His predecessors have spoken of a requirement of 30 Long-Range Maritime Reconnaissance(LRMR) aircraft, under which the navy has already inducted eight aircraft and placed an order for four more.
The Navy had ordered eight P-8I aircraft in 2009 for $2.1 billion along with a training package. Weapons and torpedoes were extra as needed, and then, under the Options Clause, four more aircraft were ordered in August 2016.
The standard delivery schedule begins within three years of signing a contract and making the first payment. Boeing has said that it delivered the first lot of eight aircraft “on time, on cost” and helped set up their base at the INS Rajali Naval Air Station at Arakkonam in Tamil Nadu.
Boeing had been awarded a three-year contract in June last year for engineering and logistics support for the P-8I fleet. In January 2018, the Navy has been given approximately Rs 2,000 crore (almost $315 million) for a Training Solution along with a 10-year package for comprehensive maintenance service.
The training facility at INS Rajali will be the third of its kind after those in the US and Australia, and will train pilots, observers and ordnance and technical personnel.

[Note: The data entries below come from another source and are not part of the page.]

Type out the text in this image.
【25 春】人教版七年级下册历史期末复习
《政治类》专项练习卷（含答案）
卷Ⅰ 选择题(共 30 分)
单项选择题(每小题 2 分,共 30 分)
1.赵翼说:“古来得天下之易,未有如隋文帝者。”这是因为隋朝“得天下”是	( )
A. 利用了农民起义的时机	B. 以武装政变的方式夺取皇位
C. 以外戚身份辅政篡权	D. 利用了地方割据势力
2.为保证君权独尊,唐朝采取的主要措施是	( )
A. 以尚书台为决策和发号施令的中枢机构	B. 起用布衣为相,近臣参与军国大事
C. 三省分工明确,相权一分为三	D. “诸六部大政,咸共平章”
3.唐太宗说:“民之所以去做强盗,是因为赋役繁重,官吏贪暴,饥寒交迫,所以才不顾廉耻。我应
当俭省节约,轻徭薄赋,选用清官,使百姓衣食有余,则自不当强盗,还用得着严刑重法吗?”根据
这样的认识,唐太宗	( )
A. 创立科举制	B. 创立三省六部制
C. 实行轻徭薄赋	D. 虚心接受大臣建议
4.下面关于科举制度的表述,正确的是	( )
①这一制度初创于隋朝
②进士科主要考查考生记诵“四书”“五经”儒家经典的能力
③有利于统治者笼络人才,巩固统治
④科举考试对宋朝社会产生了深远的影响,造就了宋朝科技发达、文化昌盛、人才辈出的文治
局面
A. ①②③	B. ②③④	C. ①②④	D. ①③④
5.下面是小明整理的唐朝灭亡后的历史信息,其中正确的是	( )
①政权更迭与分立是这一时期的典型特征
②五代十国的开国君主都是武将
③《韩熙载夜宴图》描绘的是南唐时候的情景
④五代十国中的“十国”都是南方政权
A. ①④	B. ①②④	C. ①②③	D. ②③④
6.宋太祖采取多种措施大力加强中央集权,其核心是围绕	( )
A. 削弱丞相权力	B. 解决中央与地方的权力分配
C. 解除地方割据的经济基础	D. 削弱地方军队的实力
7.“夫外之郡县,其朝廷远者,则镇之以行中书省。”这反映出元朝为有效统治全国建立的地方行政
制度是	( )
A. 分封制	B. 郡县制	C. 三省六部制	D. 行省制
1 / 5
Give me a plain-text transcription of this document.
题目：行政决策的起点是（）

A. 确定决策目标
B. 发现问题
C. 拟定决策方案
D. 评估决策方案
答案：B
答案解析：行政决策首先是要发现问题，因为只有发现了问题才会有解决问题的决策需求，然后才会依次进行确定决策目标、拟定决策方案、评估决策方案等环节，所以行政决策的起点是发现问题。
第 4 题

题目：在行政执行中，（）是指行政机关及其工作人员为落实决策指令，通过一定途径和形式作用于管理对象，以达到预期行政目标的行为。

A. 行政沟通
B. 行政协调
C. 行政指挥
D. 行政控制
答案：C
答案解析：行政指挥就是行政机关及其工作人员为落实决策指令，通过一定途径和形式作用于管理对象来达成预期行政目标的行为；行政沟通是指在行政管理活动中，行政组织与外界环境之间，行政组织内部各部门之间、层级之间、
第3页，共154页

Spread over 60,000 sq ft, the facility would be completed by 2021.
A Training Simulator to be set up at the Naval Institute of Aeronautical Technology (NIAT), Kochi, for ab-initio training of the technical personnel is part of the package.
Built on the Boeing 737 frame, the P8-I is capable of detecting and destroying hostile submarines deep under the water. It has 11 hard points for carrying Harpoon anti-shipping missiles and depth charges, and five stations in the weapons bay for Raytheon-supplied Mk-54 torpedoes. Two hard points upfront are for Search and Rescue equipment.